Moi et François Mitterrand de Hervé Le Tellier
un régal d’humour et de sensibilité
Hervé Le Tellier, oulipien et habitué de l’émission oulipienne Les Papous dans la tête sur France Culture, prince de l’humour noir, docteur en linguistique, est aussi mathématicien de formation, comme l’était Perec, oulipien virtuose qui jouait avec la langue en scientifique avisé et amusé. Il est fréquent que des tempéraments scientifiques développent une aptitude particulière pour la musique mais aussi pour retourner la peau des mots, ouvrir des brèches inattendues dans le cours ordinaire du langage transformé en terrain de jeux. Mais il ne faut pas s’y tromper, l’exercice, s’il est ludique est loin d’être gratuit.
A partir d’une proposition totalement loufoque, Le Tellier met en scène un pauvre type solitaire qui court de petits boulots en petits boulots. Mais ça on le découvre peu à peu et c’est une des qualités du texte que d’instiller peu à peu des informations qui de scène en scène suscitent compassion mêlée de rire. Le pauvre bougre, pour tromper sa solitude a construit une amitié épistolaire avec les différents présidents de la république de Mitterrand à Hollande dont les différents portraits sont révélés au fil du spectacle : Mitterrand, le plus grand, impérial, Chirac un peu plus petit, Sarkozy minuscule et Hollande définitivement de travers. Si Hervé (c’est son prénom) consent à correspondre avec tous, c’est quand même Mitterrand son préféré pour sa classe et son style inégalable. Tant qu’à faire, autant s’octroyer le plus haut échelon de la société, ça ne peut pas nuire au moral.

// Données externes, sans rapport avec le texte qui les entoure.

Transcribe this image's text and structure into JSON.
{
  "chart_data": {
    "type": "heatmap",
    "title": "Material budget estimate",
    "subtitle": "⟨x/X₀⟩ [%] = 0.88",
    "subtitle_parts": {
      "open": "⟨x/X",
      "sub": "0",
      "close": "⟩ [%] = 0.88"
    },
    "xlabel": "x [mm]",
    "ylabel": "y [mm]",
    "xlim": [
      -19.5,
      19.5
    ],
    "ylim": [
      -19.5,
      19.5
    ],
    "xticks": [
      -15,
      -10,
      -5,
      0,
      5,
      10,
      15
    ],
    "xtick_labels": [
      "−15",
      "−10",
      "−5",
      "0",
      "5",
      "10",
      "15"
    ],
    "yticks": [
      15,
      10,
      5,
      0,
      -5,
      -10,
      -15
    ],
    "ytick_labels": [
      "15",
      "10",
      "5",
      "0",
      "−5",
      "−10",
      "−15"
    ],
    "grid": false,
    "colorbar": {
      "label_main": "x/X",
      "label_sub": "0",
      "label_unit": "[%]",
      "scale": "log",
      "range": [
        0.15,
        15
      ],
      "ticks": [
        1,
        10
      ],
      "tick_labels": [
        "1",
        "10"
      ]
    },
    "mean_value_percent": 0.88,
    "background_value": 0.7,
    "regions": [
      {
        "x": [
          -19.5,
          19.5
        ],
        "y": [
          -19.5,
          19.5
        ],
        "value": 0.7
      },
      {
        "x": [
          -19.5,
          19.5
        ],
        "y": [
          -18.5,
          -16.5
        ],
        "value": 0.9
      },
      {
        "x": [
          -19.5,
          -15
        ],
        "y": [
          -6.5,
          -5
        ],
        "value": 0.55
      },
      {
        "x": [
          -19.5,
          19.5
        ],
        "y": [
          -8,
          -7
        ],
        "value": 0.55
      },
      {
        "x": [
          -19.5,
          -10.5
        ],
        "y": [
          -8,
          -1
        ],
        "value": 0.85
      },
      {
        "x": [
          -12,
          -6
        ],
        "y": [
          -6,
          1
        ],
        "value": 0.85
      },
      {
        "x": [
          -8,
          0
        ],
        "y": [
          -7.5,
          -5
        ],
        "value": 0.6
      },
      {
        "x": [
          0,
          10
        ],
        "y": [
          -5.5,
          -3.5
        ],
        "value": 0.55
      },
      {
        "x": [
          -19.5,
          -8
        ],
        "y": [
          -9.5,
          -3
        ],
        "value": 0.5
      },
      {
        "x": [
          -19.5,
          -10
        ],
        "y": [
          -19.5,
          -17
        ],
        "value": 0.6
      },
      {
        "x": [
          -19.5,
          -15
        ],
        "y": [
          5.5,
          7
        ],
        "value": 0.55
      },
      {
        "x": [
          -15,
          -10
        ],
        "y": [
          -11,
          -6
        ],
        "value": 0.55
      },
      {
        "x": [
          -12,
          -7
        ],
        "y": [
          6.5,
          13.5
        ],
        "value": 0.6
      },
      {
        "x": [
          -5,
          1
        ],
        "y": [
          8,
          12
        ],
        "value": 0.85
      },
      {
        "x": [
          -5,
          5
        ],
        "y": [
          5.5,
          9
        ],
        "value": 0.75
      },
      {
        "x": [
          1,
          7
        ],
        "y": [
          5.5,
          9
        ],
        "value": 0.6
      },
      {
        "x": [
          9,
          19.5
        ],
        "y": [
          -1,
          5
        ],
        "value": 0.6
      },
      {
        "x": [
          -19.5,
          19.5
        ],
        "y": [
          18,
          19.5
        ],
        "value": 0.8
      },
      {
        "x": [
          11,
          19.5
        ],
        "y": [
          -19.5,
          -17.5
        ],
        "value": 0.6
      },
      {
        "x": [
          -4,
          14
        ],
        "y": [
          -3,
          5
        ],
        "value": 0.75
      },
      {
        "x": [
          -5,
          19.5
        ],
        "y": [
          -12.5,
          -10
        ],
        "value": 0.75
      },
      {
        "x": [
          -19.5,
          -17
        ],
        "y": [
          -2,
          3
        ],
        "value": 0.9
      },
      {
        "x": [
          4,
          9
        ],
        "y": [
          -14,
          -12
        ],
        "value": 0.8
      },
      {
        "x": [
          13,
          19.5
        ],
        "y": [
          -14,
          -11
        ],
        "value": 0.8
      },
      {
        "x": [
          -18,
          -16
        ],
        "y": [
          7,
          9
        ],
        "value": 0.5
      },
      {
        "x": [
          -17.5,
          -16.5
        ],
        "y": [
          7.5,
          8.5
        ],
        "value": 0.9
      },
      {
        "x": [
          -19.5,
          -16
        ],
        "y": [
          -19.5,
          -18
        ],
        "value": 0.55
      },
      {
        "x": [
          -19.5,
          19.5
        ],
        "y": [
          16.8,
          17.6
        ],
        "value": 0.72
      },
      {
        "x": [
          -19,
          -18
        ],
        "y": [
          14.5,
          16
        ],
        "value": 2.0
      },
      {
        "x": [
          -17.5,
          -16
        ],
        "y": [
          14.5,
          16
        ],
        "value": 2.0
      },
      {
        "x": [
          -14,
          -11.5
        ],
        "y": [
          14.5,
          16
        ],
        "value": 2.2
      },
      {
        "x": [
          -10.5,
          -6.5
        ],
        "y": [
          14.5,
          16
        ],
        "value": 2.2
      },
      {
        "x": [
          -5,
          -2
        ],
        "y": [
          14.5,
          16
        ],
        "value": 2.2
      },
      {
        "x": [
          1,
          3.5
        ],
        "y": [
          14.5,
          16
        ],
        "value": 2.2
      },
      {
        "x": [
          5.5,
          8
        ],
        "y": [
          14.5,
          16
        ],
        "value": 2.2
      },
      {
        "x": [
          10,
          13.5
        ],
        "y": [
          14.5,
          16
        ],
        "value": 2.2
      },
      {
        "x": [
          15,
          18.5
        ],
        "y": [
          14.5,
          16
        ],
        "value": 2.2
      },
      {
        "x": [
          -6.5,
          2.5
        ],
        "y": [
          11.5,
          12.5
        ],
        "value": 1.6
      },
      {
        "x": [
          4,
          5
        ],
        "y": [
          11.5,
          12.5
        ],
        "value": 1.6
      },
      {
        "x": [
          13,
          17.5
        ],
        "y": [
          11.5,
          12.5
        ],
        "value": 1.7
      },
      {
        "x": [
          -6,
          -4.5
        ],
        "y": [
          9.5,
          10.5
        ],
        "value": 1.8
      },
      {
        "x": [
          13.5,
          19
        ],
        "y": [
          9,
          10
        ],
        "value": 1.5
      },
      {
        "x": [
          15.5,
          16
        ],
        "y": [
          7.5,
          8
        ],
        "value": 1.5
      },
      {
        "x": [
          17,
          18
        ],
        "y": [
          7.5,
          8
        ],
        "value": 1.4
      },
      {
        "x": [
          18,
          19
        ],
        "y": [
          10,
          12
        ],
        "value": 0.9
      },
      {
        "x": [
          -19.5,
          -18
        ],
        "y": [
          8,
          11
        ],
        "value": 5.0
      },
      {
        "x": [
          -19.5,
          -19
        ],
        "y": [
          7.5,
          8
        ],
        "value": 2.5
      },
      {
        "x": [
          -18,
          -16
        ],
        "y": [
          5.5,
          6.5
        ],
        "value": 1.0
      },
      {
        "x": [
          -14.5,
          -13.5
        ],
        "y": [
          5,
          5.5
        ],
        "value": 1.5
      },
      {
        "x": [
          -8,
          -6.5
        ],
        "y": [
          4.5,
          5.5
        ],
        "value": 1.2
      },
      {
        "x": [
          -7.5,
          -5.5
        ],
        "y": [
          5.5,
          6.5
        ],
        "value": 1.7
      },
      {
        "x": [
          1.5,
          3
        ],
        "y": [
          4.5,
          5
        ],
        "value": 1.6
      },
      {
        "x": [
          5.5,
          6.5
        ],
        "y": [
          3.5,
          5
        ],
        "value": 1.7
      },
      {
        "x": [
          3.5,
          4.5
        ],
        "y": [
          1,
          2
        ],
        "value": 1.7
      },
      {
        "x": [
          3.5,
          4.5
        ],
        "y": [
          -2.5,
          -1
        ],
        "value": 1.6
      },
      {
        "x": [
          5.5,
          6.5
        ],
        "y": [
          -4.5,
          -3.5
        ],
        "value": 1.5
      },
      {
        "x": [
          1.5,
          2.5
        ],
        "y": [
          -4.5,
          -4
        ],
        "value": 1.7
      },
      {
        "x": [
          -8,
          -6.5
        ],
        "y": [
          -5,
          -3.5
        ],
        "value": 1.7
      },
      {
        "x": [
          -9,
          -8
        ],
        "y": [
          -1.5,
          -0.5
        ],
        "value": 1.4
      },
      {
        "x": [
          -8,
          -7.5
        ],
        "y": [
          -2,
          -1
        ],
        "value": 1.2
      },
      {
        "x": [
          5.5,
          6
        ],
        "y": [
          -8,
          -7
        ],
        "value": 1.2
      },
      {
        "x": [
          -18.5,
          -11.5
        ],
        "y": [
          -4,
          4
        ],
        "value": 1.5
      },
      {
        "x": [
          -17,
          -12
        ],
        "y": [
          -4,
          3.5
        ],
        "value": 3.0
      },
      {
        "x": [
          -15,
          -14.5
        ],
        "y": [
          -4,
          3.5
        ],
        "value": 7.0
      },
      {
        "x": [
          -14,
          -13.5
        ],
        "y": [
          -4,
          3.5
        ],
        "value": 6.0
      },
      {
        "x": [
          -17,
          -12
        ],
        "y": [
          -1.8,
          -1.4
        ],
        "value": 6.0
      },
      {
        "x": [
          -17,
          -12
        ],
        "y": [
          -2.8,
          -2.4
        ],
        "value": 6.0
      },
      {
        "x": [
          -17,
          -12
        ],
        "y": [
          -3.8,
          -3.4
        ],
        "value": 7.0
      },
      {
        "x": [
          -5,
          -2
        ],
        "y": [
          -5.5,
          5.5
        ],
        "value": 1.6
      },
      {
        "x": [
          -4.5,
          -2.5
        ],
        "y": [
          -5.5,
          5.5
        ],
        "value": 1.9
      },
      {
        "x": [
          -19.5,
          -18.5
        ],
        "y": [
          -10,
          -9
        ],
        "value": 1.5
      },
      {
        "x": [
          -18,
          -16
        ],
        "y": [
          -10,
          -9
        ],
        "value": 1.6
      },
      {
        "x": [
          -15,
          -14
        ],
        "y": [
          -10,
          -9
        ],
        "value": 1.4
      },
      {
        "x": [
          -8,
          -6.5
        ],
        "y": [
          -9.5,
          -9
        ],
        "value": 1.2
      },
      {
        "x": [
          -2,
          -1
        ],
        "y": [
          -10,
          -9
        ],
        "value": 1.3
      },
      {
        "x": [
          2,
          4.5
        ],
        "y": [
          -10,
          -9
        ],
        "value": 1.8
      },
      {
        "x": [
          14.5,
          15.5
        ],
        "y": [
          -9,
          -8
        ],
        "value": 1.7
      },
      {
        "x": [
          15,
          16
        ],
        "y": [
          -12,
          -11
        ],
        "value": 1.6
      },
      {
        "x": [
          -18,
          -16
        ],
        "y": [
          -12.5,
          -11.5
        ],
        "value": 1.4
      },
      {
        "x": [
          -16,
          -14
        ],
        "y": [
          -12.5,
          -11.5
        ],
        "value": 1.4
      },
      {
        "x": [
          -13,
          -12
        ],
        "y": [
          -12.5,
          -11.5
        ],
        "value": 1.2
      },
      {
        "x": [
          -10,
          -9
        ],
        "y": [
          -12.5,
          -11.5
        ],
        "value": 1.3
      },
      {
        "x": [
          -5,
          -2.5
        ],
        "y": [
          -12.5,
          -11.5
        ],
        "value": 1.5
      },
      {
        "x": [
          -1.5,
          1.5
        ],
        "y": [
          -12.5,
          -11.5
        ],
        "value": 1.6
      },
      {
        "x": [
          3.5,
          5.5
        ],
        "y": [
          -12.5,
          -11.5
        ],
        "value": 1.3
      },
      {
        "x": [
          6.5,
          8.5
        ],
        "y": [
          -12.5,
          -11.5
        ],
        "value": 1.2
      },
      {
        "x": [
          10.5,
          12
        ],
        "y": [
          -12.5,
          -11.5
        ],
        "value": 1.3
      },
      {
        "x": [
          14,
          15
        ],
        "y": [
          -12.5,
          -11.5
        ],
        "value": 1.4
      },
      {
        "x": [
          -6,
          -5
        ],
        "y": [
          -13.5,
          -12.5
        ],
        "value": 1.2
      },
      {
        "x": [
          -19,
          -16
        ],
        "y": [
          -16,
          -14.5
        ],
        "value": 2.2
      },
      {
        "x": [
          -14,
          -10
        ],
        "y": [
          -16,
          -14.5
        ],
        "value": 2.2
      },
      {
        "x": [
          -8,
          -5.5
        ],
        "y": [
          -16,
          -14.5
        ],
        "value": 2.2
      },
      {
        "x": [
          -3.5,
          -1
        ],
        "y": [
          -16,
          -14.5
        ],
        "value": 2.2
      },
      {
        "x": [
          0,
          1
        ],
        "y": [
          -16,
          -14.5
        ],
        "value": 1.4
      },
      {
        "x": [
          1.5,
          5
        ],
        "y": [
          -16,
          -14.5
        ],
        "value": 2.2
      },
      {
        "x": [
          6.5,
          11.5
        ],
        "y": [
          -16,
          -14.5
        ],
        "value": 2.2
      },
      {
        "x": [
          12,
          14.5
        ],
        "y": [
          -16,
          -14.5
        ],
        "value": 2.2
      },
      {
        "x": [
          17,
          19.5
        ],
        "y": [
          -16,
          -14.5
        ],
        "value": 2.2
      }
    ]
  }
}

Présenté sous forme de conférence dans un bureau ministériel, le bonhomme expose, preuve à l’appui, ses intimes relations. Cependant, la preuve est toujours la même, une lettre type montrée par rétroprojecteur, accusant réception du courrier et promettant de prendre en considération, assurant des sentiments les meilleurs, etc. Et c’est sur cette formulation unique soumise à cent interprétations la personnalisant que repose cette amitié fictive, fruit de l’imagination désespérée de ce pauvre Hervé abandonné de la société. Il se donne l’illusion de partager sa petite vie : carte postale de vacances, commentaire sur le scandale des écoutes téléphoniques (il remercie du tact et de la confiance grâce auxquels il en été exonéré et sait gré au président de ne pas avoir violé son intimité), sur Bernadette Chirac à qui il taille un costume pour l’hiver, sur le « casse-toi pauv’ con de Sarkozy, sur Carla Bruni à qui il propose une petite composition musicale dans son style évaporé sans oublier Julie Gayet à qui il pense proposer un scénario de film. Pas dupe au fond, Hervé convient en enfilant son pyjama que sa femme avait raison de le traiter de prince de la mystification. En cela, l’autre Hervé (Le Tellier) n’a rien à envier à son personnage comme en témoigne l’entretien figurant dans le programme...
Ce qui pourrait apparaître comme une amusante pochade est en fait un survol historique des 35 dernières années à travers les personnalités joliment croquées de quatre présidents. La mise en scène de Benjamin Guillard est à la hauteur de l’humour et de la tendresse du texte dont la dérision est toujours bienveillante. Olivier Broche nous régale une heure durant dans cet exercice littéraire digne des Exercices de style de Queneau ou des Diablogues de Dubillard.
Moi et François Mitterrand de Hervé Le Tellier, mise en scène Benjamin Guillard, avec Olivier Broche. Paris, La Pépinière théâtre, du mardi au samedi à 19h Durée : 1h15.